Another thing that’s new, at least to my recollection: enemies that change stances. When I faced off against one of Dark Souls 3’s knights, he stalked towards me with sword and shield in hand. When I backed away, he decided to switch gears from 'let’s dance' to 'get fucked,' tossed his shield to his back, gripped his sword with both hands, and charged right at me. It was terrifying.
I died.
Still, while some enemies were vicious and moved quickly, I didn't feel like my play session was quite as frenetic as this Gamescom trailer. Or as pretty as these perfectly framed, perfectly lit screenshots courtesy Namco Bandai. The style may be there in the real game, but the image quality certainly wasn't (at least not at 1080p).
Dark Souls 3 remains challenging in exactly the same ways as its predecessors, though I think part of my lukewarm response to the hour I played came from the limitations of the demo session. The menu was disabled, so I couldn’t see my stats, play with equipment, or level up. That means souls didn’t matter, which meant dying didn’t matter. Being human or undead to summon other players wasn’t a concern. And the demo was obviously locked to a single area, meaning the wonder of discovery and exploration of a huge interconnected world just wasn’t there.
Having said that, I was surprised and pleased with just how layered the area we explored turned out to be. There were multiple paths through stone buildings, across ramparts and rooftops, with at least two shortcuts to be unlocked (a door and an elevator) and chests and secrets to find in out-of-the-way locations. If this area is a representative microcosm of Dark Souls 3’s world, it’s going to be as dense and interconnected as the original.

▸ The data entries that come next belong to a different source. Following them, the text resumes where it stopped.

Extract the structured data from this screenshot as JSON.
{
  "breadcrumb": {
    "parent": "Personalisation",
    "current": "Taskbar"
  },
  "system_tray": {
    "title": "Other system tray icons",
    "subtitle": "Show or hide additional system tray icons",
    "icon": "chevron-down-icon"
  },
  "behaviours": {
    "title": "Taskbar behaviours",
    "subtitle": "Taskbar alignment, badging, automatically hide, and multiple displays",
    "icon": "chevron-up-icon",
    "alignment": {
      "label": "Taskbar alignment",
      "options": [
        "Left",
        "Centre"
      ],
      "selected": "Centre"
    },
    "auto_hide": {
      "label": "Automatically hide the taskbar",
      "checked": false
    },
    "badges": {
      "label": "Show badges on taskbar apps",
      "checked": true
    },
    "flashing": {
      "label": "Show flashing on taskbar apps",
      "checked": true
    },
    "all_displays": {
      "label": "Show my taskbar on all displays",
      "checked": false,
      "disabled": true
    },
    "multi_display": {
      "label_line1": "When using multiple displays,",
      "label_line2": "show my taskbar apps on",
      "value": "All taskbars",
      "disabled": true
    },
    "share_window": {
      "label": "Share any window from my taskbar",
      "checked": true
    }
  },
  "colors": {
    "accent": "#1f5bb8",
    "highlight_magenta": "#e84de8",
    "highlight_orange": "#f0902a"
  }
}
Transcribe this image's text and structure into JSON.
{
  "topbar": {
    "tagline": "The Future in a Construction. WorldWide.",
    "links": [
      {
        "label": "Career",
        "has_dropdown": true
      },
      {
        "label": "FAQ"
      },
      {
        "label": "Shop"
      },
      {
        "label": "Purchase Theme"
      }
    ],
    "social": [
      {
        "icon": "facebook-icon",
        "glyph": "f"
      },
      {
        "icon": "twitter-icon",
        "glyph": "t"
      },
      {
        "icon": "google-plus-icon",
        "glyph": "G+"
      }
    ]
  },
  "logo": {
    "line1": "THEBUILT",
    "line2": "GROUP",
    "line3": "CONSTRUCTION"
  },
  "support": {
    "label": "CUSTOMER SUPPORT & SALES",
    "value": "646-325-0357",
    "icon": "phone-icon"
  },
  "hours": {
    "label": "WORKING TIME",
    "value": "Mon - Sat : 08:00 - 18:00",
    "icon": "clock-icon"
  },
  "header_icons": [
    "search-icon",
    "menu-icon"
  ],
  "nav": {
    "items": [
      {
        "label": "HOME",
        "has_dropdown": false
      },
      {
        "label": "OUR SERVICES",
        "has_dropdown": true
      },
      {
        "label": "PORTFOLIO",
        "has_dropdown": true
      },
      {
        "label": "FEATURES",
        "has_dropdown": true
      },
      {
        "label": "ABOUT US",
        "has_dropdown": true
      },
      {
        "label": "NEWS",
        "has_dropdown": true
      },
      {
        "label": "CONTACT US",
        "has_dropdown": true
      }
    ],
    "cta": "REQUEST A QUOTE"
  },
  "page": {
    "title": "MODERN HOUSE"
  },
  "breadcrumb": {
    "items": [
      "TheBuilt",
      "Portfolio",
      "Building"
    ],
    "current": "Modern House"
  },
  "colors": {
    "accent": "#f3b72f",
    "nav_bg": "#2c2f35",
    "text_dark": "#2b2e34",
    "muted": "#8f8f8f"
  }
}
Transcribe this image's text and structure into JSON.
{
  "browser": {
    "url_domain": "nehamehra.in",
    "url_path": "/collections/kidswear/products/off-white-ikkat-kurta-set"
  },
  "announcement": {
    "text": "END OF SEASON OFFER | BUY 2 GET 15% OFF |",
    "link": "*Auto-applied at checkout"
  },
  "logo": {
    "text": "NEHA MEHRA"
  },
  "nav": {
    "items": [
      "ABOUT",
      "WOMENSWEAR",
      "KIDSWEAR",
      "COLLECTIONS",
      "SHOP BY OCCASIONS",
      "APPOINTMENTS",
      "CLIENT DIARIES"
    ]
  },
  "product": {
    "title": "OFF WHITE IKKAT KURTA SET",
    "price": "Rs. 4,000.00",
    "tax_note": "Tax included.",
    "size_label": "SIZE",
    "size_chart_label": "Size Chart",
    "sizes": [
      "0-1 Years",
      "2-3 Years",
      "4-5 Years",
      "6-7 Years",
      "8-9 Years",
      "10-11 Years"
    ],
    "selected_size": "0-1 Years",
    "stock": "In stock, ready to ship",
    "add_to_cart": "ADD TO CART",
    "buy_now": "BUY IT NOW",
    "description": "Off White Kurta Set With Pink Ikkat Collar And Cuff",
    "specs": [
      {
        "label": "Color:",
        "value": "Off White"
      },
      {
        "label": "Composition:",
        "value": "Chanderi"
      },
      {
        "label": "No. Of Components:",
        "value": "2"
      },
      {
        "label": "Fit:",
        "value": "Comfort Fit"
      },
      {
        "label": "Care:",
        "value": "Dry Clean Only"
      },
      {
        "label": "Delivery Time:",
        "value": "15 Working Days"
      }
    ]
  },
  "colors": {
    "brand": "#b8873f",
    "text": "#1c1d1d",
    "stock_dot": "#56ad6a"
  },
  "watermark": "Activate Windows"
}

I hope that’s true. I can’t say that Dark Souls 3 felt new and exciting, but I can imagine some small tweaks to the formula pulling me into this one for another hundred hours next year. Miyazaki has already said that From Software plans to increase the number of viable character/weapon builds, which would be great for repeat playthroughs. And online play has always been something special in Dark Souls; I want to see how co-op and PvP will evolve this time around (better netcode for PvP would be a good start).